Under s. 7(1)(a), the employee is deemed to have received a benefit from his or her employment at the time that he or she acquires shares under the option agreement (unless, in the case of the exercise of an option agreement by an arm's length employee to acquire shares of a Canadian-controlled private corporation, the recognition of this benefit is deferred until the time that the employee disposes of the shares).
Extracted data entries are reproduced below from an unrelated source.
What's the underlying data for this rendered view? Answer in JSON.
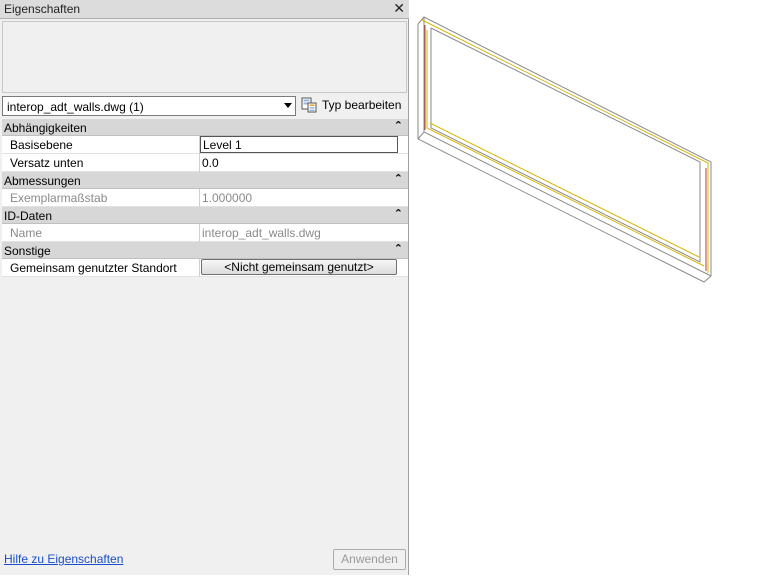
{
  "panel": {
    "title": "Eigenschaften",
    "close_symbol": "✕"
  },
  "selector": {
    "value": "interop_adt_walls.dwg (1)"
  },
  "type_button": {
    "label": "Typ bearbeiten",
    "icon": "edit-type-icon"
  },
  "categories": [
    {
      "name": "Abhängigkeiten",
      "rows": [
        {
          "key": "Basisebene",
          "value": "Level 1"
        },
        {
          "key": "Versatz unten",
          "value": "0.0"
        }
      ]
    },
    {
      "name": "Abmessungen",
      "rows": [
        {
          "key": "Exemplarmaßstab",
          "value": "1.000000"
        }
      ]
    },
    {
      "name": "ID-Daten",
      "rows": [
        {
          "key": "Name",
          "value": "interop_adt_walls.dwg"
        }
      ]
    },
    {
      "name": "Sonstige",
      "rows": [
        {
          "key": "Gemeinsam genutzter Standort",
          "value": "<Nicht gemeinsam genutzt>"
        }
      ]
    }
  ],
  "footer": {
    "help_link": "Hilfe zu Eigenschaften",
    "apply_button": "Anwenden"
  },
  "colors": {
    "accent_link": "#1a4fc9",
    "wall_edge_red": "#b83a2a",
    "wall_edge_yellow": "#d6b400",
    "wall_edge_gray": "#8a8a8a"
  }
}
The amount of the benefit is equal to the "value" of the shares at the time of their acquisition by the employee minus the exercise price, i.e., the amount paid by by employee under the option agreement to acquire the shares. (In the unusual circumstance where the employee has paid an amount to acquire the option agreement, the amount of the computed benefit is correspondingly reduced.) The amount of the computed benefit then is included in the employee's income under s. 6(1)(a).
These rules apply in the same manner to options of an employee to acquire shares of a non-resident corporation, even if the employee was not resident in Canada and was employed outside Canada at the time he or she received the stock options in respect of his or her employment (Tedmon).
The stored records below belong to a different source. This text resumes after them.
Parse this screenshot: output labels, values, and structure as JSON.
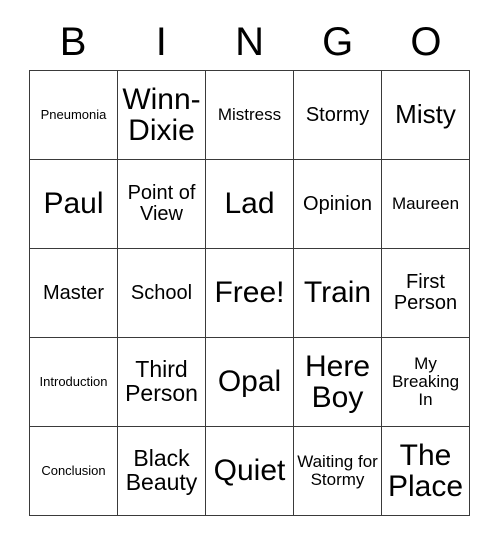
{
  "header": {
    "letters": [
      "B",
      "I",
      "N",
      "G",
      "O"
    ]
  },
  "grid": {
    "columns": 5,
    "rows": 5,
    "border_color": "#3a3a3a",
    "background": "#ffffff",
    "text_color": "#000000",
    "cells": [
      {
        "text": "Pneumonia",
        "size": "xs"
      },
      {
        "text": "Winn-Dixie",
        "size": "xxl"
      },
      {
        "text": "Mistress",
        "size": "s"
      },
      {
        "text": "Stormy",
        "size": "m"
      },
      {
        "text": "Misty",
        "size": "xl"
      },
      {
        "text": "Paul",
        "size": "xxl"
      },
      {
        "text": "Point of View",
        "size": "m"
      },
      {
        "text": "Lad",
        "size": "xxl"
      },
      {
        "text": "Opinion",
        "size": "m"
      },
      {
        "text": "Maureen",
        "size": "s"
      },
      {
        "text": "Master",
        "size": "m"
      },
      {
        "text": "School",
        "size": "m"
      },
      {
        "text": "Free!",
        "size": "xxl"
      },
      {
        "text": "Train",
        "size": "xxl"
      },
      {
        "text": "First Person",
        "size": "m"
      },
      {
        "text": "Introduction",
        "size": "xs"
      },
      {
        "text": "Third Person",
        "size": "l"
      },
      {
        "text": "Opal",
        "size": "xxl"
      },
      {
        "text": "Here Boy",
        "size": "xxl"
      },
      {
        "text": "My Breaking In",
        "size": "s"
      },
      {
        "text": "Conclusion",
        "size": "xs"
      },
      {
        "text": "Black Beauty",
        "size": "l"
      },
      {
        "text": "Quiet",
        "size": "xxl"
      },
      {
        "text": "Waiting for Stormy",
        "size": "s"
      },
      {
        "text": "The Place",
        "size": "xxl"
      }
    ]
  }
}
The word "value" in s. 7(1)(a) is essentially synonymous with "fair market value" (Steen, IC 89-3).
Although we utilize the term "option agreement" to reference the agreement of the employer to issue shares, it has been stated that the terms "agree" and "agreement" are not technical expressions (but cf. Statutory Interpretation, "Ordinary meaning"), so that, for example, an option embedded in the terms of a convertible debenture issued by the employer also would be sufficient to engage the application of s. 7 (Mansfield). Similarly, it has been stated that no formal contract is required in order to engage the application of s. 7 (Aylward).
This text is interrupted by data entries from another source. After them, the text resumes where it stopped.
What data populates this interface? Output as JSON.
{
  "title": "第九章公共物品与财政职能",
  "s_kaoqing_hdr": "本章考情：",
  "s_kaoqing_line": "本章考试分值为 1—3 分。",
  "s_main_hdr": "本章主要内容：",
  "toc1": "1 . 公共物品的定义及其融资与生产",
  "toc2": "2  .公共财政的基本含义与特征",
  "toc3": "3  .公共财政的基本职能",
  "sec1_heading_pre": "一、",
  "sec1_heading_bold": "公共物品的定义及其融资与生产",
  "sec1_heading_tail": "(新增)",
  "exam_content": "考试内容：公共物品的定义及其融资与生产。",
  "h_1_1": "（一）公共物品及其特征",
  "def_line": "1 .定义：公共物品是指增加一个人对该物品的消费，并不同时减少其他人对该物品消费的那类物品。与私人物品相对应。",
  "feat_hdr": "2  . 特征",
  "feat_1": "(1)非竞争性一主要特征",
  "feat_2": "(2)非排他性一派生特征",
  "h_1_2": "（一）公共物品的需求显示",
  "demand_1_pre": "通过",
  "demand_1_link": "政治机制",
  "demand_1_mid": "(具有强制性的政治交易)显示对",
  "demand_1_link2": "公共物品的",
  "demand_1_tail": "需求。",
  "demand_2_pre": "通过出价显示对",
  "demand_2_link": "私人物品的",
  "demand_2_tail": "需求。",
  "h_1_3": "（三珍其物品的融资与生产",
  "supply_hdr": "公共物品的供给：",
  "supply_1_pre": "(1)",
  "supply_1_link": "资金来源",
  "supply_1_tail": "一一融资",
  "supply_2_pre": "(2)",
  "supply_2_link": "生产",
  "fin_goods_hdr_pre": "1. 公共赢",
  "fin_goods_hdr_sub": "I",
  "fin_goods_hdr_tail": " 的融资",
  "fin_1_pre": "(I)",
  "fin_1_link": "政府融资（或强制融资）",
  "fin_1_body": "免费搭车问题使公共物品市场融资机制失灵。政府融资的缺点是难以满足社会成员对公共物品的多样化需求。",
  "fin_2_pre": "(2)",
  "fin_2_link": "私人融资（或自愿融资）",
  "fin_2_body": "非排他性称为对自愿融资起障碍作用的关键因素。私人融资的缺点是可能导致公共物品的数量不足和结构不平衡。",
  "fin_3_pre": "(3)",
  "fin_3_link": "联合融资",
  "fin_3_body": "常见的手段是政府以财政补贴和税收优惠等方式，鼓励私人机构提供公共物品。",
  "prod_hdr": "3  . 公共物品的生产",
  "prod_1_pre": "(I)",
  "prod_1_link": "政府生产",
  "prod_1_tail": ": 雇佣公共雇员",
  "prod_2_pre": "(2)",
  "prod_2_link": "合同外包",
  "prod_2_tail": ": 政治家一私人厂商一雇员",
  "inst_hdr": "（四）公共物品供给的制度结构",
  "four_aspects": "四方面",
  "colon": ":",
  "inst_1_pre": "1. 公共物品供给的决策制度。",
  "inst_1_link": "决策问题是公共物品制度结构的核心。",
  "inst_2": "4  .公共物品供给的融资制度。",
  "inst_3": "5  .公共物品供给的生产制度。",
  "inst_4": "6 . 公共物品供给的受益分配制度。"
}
For the purposes of s. 7(1)(a), the time at which the employee acquired shares under an option agreement has been determined as being the time at which the shares which he contracted to acquire were validly issued to him. Accordingly, the employee has been found not to have acquired shares where his option was to acquire "freely trading shares" and at the time in question the employer was not yet capable of issuing freely tradeable shares (Clemiss), where the shares supposedly acquired by him would be forfeited upon failure to pay the exercise price (Gesser), or where the taxpayer had not yet paid the exercise price for shares purportedly issued to him (Ball) . Although under most or all corporate statutes, shares are not validly issued until they are fully paid for, in one case it was found that an employee had acquired shares of a trust company when there was a binding agreement for him to acquire them, notwithstanding that he did not fully pay for them at that time (Grant).
The acquisition of shares by a nominee will not give rise to a taxable benefit to the nominee (Williams, Bertram cf. Stafford).